Medicare is a hot topic in the election because it accounts for 15 percent of the federal budget and is expected to grow at least 6 percent each year until 2019. Plus, the trust fund financing Medicare Part A, hospital insurance, is projected to run out of money by 2024.
With a week to go before the election, uncertainty remains over how the presidential candidates will respond to the crisis.
President Obama's solution was included in his Affordable Care Act, passed in March 2010, commonly referred to as "Obamacare."
The president plans to improve solvency by trimming government dollars dedicated to traditional Medicare by $716 billion over the next 10 years, mostly by reducing payments to doctors, hospitals, drug companies and insurers.
Republican challenger Mitt Romney has a much different vision on how to resolve the issue.
The GOP plan, proposed by Romney's running mate, Rep. Paul Ryan, is to transform Medicare into a premium-support system, often described as a "voucher system." Starting in 2023, it will offer beneficiaries a fixed spending amount to purchase either traditional Medicare or a private plan. The Romney-Ryan plan would also raise the Medicare eligibility age to 67 by 2034.
Before implementing anything, Romney has said he would repeal Obamacare. The GOP claims Obama's $716 billion cut amounts to "gutting" Medicare, despite Ryan's 2013 budget proposal, which includes similar cost-cutting measures, according to the Congressional Budget Office.
The Romney plan will remove only sections of the Affordable Care Act that created the Independent Payment Advisory Board to assist the president with spending and savings options, as well as the plan to close the "donut hole" in the Medicare prescription plans by 2020.
Bill Rosenberg, professor of political science at Drexel University, said the primary issue with Romney's plan is whether the money distributed through the voucher system will be enough for an individual to buy adequate coverage, especially after the first year.
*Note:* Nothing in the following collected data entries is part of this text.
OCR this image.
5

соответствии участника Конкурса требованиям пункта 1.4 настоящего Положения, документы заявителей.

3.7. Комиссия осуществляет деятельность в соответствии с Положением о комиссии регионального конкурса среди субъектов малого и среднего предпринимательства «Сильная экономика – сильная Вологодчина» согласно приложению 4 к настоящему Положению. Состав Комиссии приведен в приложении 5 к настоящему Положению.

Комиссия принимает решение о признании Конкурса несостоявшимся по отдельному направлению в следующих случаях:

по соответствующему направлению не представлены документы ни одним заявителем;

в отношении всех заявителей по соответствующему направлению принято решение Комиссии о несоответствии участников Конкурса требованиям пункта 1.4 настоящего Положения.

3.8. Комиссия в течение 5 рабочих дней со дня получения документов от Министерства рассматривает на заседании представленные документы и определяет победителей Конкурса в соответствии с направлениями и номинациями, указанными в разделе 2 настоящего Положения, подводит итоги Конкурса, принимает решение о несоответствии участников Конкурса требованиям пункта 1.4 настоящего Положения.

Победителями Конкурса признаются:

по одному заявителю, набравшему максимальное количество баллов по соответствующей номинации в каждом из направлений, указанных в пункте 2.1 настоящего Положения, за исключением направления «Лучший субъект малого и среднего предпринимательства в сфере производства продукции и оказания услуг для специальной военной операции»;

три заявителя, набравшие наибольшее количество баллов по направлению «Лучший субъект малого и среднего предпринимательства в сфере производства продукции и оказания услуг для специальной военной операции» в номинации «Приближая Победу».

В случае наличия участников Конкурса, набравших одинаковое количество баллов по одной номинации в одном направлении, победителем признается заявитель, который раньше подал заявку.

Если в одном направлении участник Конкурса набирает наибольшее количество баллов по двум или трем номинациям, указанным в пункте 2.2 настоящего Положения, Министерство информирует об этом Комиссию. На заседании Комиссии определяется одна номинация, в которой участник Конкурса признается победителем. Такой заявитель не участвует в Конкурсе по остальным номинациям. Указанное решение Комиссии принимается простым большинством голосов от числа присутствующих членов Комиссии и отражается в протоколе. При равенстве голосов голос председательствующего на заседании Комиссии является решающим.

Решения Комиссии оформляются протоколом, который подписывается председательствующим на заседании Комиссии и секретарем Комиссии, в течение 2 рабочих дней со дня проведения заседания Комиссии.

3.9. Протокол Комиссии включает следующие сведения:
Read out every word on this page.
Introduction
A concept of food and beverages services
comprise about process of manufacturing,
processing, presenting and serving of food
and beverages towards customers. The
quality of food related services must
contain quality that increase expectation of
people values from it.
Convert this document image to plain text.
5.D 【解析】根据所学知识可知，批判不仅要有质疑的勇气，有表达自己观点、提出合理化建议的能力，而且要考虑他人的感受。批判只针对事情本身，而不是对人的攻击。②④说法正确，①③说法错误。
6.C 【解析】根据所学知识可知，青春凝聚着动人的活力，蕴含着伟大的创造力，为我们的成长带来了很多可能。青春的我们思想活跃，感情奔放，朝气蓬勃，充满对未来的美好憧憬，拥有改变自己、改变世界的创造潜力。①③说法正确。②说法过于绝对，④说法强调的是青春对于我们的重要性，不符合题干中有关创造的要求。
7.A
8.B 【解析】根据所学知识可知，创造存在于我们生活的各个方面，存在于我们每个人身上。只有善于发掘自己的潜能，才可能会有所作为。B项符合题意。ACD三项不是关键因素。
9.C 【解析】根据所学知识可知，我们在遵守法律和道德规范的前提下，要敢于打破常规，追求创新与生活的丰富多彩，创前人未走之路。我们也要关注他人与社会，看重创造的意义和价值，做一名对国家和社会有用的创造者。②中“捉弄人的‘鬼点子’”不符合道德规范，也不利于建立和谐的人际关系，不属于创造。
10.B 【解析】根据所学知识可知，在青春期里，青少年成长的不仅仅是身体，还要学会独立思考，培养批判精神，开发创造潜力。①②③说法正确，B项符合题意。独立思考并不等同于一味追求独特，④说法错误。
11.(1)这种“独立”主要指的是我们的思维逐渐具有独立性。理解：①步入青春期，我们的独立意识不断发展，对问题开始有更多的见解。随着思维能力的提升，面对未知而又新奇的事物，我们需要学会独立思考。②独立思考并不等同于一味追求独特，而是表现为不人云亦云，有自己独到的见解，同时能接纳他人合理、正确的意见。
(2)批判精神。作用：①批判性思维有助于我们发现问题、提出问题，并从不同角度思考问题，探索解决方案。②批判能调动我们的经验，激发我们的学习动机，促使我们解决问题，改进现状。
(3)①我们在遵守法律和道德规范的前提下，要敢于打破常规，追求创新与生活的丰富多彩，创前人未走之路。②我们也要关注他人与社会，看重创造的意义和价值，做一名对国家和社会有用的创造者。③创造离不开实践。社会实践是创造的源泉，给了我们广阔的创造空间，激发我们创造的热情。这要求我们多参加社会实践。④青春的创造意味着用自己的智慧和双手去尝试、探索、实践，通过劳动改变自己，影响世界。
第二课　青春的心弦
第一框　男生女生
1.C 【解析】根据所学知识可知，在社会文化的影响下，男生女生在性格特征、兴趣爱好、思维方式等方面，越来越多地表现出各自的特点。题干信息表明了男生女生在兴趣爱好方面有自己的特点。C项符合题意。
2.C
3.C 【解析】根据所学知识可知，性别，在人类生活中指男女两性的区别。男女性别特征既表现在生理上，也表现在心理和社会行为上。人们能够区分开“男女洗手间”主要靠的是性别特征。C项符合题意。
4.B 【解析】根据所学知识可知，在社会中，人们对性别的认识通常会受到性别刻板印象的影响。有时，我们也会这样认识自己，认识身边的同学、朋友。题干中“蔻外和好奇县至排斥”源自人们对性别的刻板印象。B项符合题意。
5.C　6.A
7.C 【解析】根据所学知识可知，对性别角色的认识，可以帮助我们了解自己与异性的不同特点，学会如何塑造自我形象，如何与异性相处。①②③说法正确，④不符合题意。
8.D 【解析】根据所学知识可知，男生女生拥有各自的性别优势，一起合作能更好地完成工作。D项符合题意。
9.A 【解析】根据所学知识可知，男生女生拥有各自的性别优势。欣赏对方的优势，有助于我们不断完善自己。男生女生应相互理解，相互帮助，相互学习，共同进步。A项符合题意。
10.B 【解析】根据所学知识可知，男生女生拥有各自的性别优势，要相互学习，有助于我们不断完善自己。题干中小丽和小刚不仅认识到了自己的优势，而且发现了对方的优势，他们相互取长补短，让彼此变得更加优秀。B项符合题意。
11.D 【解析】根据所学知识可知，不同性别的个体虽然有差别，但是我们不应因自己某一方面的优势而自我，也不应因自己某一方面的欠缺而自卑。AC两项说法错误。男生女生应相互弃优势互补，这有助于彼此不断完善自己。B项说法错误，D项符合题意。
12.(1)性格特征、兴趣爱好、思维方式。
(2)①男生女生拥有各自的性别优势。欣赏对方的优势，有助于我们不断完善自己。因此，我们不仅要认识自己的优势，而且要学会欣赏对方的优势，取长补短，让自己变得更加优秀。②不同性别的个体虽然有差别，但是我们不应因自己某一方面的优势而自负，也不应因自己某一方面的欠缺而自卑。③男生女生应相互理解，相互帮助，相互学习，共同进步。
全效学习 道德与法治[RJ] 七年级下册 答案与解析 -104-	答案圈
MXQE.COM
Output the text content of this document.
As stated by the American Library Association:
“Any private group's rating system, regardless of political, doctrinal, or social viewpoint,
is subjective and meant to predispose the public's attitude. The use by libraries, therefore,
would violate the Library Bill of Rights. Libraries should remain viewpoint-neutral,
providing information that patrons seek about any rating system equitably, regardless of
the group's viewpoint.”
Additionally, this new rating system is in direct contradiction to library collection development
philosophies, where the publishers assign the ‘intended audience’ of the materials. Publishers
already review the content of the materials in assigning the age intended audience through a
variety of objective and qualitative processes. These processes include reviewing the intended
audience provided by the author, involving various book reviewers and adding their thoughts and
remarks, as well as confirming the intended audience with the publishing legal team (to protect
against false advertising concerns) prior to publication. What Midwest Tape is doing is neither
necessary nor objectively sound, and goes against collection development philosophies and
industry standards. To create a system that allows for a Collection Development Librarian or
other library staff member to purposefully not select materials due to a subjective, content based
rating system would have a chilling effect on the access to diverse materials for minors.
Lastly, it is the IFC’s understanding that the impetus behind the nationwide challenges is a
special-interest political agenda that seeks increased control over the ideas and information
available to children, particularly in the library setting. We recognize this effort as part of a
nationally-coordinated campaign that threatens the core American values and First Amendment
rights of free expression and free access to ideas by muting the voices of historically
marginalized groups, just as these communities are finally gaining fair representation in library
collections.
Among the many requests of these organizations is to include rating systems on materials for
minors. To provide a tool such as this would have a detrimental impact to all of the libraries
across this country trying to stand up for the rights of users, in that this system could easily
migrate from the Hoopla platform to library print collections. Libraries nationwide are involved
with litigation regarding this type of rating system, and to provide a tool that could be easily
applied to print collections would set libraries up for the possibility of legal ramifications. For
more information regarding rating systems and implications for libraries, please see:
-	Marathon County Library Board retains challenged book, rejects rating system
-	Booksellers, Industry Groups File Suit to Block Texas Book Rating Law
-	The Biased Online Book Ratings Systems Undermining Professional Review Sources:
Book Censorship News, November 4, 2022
"Are those plans going to keep pace with increases in health care costs?" he asked.
If the voucher stipends cannot keep up with rising health-care costs, Rosenberg said, Medicare recipients will be "at the mercy of the market" to decide which plan best accommodates their situation. Given the already-limited income for a retiree, he fears some may trade health care for other necessities.
"People have to make a choice," he said. "They have to decide what future they'd rather have."